Water is flowing smoothly through a closed-pipe system. At one point the speed of the water is `3.0m//s`. While at another point `1.0m` higher the speed is `4.0m//s`. If the pressure is `20 Kpa` at the lower point, what is the pressure at the upper point? What would the pressure at the upper point be if the water were to stop flowing and the pressure at the lower point were `18 kpa`?

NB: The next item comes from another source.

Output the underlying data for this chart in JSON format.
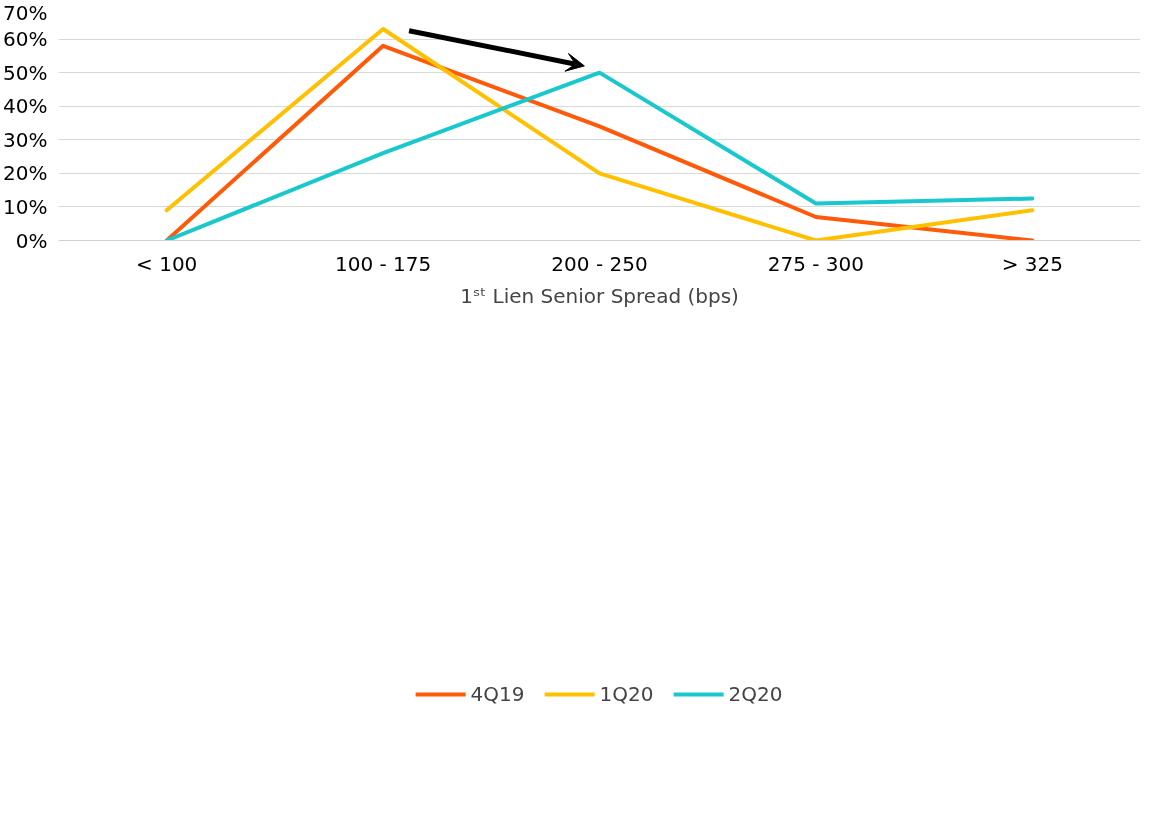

To solve the problem, we will use Bernoulli's equation, which relates the pressure, velocity, and height of a fluid in a closed system. The equation is given by: \[ P_1 + \frac{1}{2} \rho V_1^2 + \rho g H_1 = P_2 + \frac{1}{2} \rho V_2^2 + \rho g H_2 \] Where: - \( P \) is the pressure, - \( \rho \) is the density of the fluid (for water, approximately \( 1000 \, \text{kg/m}^3 \)), - \( V \) is the velocity of the fluid, - \( g \) is the acceleration due to gravity (approximately \( 9.81 \, \text{m/s}^2 \)), - \( H \) is the height. ### Step 1: Identify the known values - At the lower point (Point 1): - \( V_1 = 3.0 \, \text{m/s} \) - \( P_1 = 20 \, \text{kPa} = 20 \times 10^3 \, \text{Pa} \) - \( H_1 = 0 \, \text{m} \) (reference height) - At the upper point (Point 2): - \( V_2 = 4.0 \, \text{m/s} \) - \( H_2 = 1.0 \, \text{m} \) ### Step 2: Substitute the known values into Bernoulli's equation Using the values we have: \[ 20 \times 10^3 + \frac{1}{2} \times 1000 \times (3.0)^2 + 1000 \times 9.81 \times 0 = P_2 + \frac{1}{2} \times 1000 \times (4.0)^2 + 1000 \times 9.81 \times 1 \] ### Step 3: Calculate each term - Calculate \( \frac{1}{2} \times 1000 \times (3.0)^2 \): \[ = \frac{1}{2} \times 1000 \times 9 = 4500 \, \text{Pa} \] - Calculate \( \frac{1}{2} \times 1000 \times (4.0)^2 \): \[ = \frac{1}{2} \times 1000 \times 16 = 8000 \, \text{Pa} \] - Calculate \( 1000 \times 9.81 \times 1 \): \[ = 9810 \, \text{Pa} \] ### Step 4: Substitute back into the equation Now substituting these values back into the equation: \[ 20 \times 10^3 + 4500 = P_2 + 8000 + 9810 \] ### Step 5: Simplify and solve for \( P_2 \) \[ 20000 + 4500 = P_2 + 8000 + 9810 \] \[ 24500 = P_2 + 17810 \] \[ P_2 = 24500 - 17810 = 6680 \, \text{Pa} = 6.68 \, \text{kPa} \] ### Step 6: Answer for the first part The pressure at the upper point when water is flowing is approximately \( 6.68 \, \text{kPa} \). ### Step 7: Second part of the question when water stops flowing When the water stops flowing, \( V_1 = V_2 = 0 \). The Bernoulli's equation simplifies to: \[ P_1 + \rho g H_1 = P_2 + \rho g H_2 \] Substituting the known values: \[ 18 \times 10^3 + 0 = P_2 + 1000 \times 9.81 \times 1 \] Calculating \( 1000 \times 9.81 \): \[ P_2 + 9810 = 18000 \] \[ P_2 = 18000 - 9810 = 8180 \, \text{Pa} = 8.18 \, \text{kPa} \] ### Final Answer The pressure at the upper point when the water stops flowing is approximately \( 8.18 \, \text{kPa} \).